Just this week a new report showed that mobile now accounts for over one third of all internet traffic at a global level. It’s honestly kind of old news. Certainly not worthy of a blogpost; if you’re in market research you had better know how quickly mobile is overtaking desktop in internet access and usage statistics.
But researchers at a global level sure aren’t transitioning as quickly as savvy readers would think. How a brand conducts its research can be an important part of the overall customer experience. If people are viewing most information about a brand on their mobile devices, why are the surveys about these brands not following suit?
Many surveys conducted in the industry are still only answerable on desktop computers, though mobile penetration is certainly continuing to grow via automated device rendering of online surveys for phones and tablets. It’s an upwards trend for sure.
But what about sample representation compromises that are made by taking this step? This is likely one of the primary concerns of the researchers clinging to single-channel surveys. If respondents can complete a survey on the device of their choosing, does affect our ability to collect a representative sample or the quality of data?
The team at Research Now recently carried out a study of 8,000 people across the UK, France, Germany, Spain and Italy to try to find out. The research tested whether there were significant differences in the responses to a questionnaire, depending upon the device used. There are very obvious differences that could come into play: screen size and orientation, selection interface, typing interface, and the quality of internet/ data connection. What they wanted to examine was whether the differences between devices have a direct impact on how participants interact with them, how they interact with a survey and then, what conclusions can be made.
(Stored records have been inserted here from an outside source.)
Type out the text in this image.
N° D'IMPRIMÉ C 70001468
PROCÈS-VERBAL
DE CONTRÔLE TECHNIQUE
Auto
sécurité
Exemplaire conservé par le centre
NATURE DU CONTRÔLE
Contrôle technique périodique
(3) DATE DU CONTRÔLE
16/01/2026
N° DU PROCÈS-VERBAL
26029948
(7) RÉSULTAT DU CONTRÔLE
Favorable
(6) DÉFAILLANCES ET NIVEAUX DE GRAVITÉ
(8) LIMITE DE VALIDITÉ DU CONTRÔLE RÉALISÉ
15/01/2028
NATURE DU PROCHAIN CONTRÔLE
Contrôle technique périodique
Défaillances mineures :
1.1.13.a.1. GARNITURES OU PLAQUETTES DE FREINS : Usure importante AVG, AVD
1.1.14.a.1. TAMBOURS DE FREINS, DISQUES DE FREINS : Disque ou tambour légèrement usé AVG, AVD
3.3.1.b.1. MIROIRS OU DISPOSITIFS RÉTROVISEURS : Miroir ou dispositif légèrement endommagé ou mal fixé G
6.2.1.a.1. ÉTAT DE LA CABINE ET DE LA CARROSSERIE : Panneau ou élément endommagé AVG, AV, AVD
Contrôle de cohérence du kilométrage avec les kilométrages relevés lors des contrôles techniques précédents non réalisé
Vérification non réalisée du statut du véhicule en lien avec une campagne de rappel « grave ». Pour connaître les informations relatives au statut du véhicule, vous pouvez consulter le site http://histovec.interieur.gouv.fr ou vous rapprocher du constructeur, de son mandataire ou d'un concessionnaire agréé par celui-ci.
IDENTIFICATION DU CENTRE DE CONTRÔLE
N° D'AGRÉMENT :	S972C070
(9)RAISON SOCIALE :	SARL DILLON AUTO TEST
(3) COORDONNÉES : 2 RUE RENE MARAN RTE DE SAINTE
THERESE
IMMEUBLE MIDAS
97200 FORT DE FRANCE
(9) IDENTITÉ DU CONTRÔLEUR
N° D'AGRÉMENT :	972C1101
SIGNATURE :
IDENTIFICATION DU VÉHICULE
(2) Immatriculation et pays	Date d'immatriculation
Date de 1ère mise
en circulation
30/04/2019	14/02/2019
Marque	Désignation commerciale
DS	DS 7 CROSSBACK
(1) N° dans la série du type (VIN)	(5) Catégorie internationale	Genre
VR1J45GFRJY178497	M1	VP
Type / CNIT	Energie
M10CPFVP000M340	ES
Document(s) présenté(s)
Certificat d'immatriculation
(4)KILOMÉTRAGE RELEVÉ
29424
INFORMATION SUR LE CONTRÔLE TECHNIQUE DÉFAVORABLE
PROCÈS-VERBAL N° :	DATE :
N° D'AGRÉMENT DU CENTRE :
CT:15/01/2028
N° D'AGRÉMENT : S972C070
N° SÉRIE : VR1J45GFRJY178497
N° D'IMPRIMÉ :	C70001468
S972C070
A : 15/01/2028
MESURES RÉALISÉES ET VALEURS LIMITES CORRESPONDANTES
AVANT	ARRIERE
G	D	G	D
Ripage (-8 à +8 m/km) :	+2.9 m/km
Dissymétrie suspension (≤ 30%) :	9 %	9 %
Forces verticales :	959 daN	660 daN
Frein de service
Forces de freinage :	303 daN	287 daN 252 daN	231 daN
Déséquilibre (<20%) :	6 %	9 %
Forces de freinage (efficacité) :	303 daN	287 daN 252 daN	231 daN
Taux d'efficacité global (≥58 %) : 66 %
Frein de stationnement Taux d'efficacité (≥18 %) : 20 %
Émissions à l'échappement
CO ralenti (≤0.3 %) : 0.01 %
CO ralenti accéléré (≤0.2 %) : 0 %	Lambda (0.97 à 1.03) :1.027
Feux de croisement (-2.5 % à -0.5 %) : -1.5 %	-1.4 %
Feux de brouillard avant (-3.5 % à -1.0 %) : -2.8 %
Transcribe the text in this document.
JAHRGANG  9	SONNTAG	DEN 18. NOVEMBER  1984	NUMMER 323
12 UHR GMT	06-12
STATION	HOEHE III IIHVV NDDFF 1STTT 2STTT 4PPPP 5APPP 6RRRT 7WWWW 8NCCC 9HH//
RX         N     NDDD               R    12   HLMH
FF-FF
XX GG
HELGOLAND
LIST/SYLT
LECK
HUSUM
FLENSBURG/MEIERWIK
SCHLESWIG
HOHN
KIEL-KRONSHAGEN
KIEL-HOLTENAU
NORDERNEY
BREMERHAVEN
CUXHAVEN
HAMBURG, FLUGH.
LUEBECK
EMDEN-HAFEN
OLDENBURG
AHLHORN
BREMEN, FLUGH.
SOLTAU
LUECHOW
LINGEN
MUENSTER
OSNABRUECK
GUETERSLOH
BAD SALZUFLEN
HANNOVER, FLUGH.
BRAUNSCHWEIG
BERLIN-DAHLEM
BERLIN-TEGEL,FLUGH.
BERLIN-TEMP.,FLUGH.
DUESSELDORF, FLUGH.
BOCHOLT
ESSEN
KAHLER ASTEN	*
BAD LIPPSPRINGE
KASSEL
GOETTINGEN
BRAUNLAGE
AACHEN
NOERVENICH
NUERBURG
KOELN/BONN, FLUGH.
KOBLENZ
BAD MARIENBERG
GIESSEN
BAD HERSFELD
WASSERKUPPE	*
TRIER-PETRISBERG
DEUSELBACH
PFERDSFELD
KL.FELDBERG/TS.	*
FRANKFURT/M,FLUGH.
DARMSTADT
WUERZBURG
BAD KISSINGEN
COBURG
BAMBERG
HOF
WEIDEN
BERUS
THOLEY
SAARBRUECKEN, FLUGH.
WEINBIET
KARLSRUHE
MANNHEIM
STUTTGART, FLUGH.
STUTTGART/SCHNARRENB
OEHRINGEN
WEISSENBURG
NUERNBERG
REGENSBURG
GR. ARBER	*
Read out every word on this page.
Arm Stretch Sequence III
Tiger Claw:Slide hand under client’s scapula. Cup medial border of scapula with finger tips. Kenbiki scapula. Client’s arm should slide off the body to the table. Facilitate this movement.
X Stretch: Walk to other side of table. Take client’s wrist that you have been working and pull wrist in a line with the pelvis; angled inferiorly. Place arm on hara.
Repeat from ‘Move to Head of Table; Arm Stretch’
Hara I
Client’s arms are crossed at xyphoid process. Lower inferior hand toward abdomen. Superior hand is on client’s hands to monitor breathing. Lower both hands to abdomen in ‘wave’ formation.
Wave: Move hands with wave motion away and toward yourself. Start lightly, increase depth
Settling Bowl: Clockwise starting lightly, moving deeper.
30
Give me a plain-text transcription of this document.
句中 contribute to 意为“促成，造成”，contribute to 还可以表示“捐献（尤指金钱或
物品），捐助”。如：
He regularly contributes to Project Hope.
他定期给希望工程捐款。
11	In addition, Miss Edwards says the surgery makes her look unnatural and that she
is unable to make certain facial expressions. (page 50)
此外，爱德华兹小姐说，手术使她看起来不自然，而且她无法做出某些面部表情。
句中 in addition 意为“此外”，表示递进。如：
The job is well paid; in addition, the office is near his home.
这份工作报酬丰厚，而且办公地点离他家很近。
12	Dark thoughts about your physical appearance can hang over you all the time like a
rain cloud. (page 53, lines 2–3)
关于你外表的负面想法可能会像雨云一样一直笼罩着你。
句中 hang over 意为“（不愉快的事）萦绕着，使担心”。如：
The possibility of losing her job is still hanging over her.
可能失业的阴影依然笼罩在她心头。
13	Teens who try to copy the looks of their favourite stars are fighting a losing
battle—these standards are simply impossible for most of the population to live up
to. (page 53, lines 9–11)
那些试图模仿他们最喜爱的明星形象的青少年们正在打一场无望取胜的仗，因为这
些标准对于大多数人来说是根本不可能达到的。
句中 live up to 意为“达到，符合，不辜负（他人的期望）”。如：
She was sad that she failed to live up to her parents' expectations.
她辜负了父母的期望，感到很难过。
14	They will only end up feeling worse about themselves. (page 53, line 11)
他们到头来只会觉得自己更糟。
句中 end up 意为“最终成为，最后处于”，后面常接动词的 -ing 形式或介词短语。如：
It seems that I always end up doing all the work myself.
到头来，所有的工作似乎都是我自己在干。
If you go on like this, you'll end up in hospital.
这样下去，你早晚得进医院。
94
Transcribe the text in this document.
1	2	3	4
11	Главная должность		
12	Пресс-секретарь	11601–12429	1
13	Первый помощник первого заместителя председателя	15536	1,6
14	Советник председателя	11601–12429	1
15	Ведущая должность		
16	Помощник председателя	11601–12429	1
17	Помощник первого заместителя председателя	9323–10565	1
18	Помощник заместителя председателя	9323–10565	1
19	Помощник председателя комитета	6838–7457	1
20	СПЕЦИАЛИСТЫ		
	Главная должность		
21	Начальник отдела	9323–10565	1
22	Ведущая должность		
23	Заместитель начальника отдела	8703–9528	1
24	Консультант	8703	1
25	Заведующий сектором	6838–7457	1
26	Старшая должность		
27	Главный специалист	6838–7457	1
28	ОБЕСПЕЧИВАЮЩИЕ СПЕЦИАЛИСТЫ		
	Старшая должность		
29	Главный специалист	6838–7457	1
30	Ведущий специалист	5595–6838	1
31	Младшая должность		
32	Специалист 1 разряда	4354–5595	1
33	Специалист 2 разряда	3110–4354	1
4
Among other things, the study examined the impact of sliding scale length, question length, and the number of open ended questions. The key objective was to understand the impact the device used to answer a survey has on the data collected, and to establish guidelines to minimize data inconsistencies.
The results of this study suggest that device screen size does not seem to have an impact on responses to different scale lengths. However, the way in which the scale is presented does. We looked at scale questions presented with radio buttons, sliders or grid bars. Answers provided using a slider exhibited a greater number of significant differences across devices, whist grid bars and radio buttons achieved greater consistency across device.
As might be expected, participants answering an open ended question via desktop will type in longer answers than those on mobile devices, but the difference isn’t as significant as one might think. However, because drop-out rates for those taking part on a mobile are twice those on a desktop, it’s recommended that researchers keep open-ended questions to a maximum of three. Answering these questions is time consuming, and survey length should be kept to a minimum on mobile.
Overall, the study found that the quality of research data is not adversely affected by any one device. So brands can get robust, actionable insights from consumers via the device that suits them best.
Conducting research across multiple devices makes it easier to include all demographics. Excluding mobile (or desktop) from your research means exclusion of a defined population segment. By choosing multichannel, you’ll have a better chance to understand audiences, produce better insights, and make better business decisions.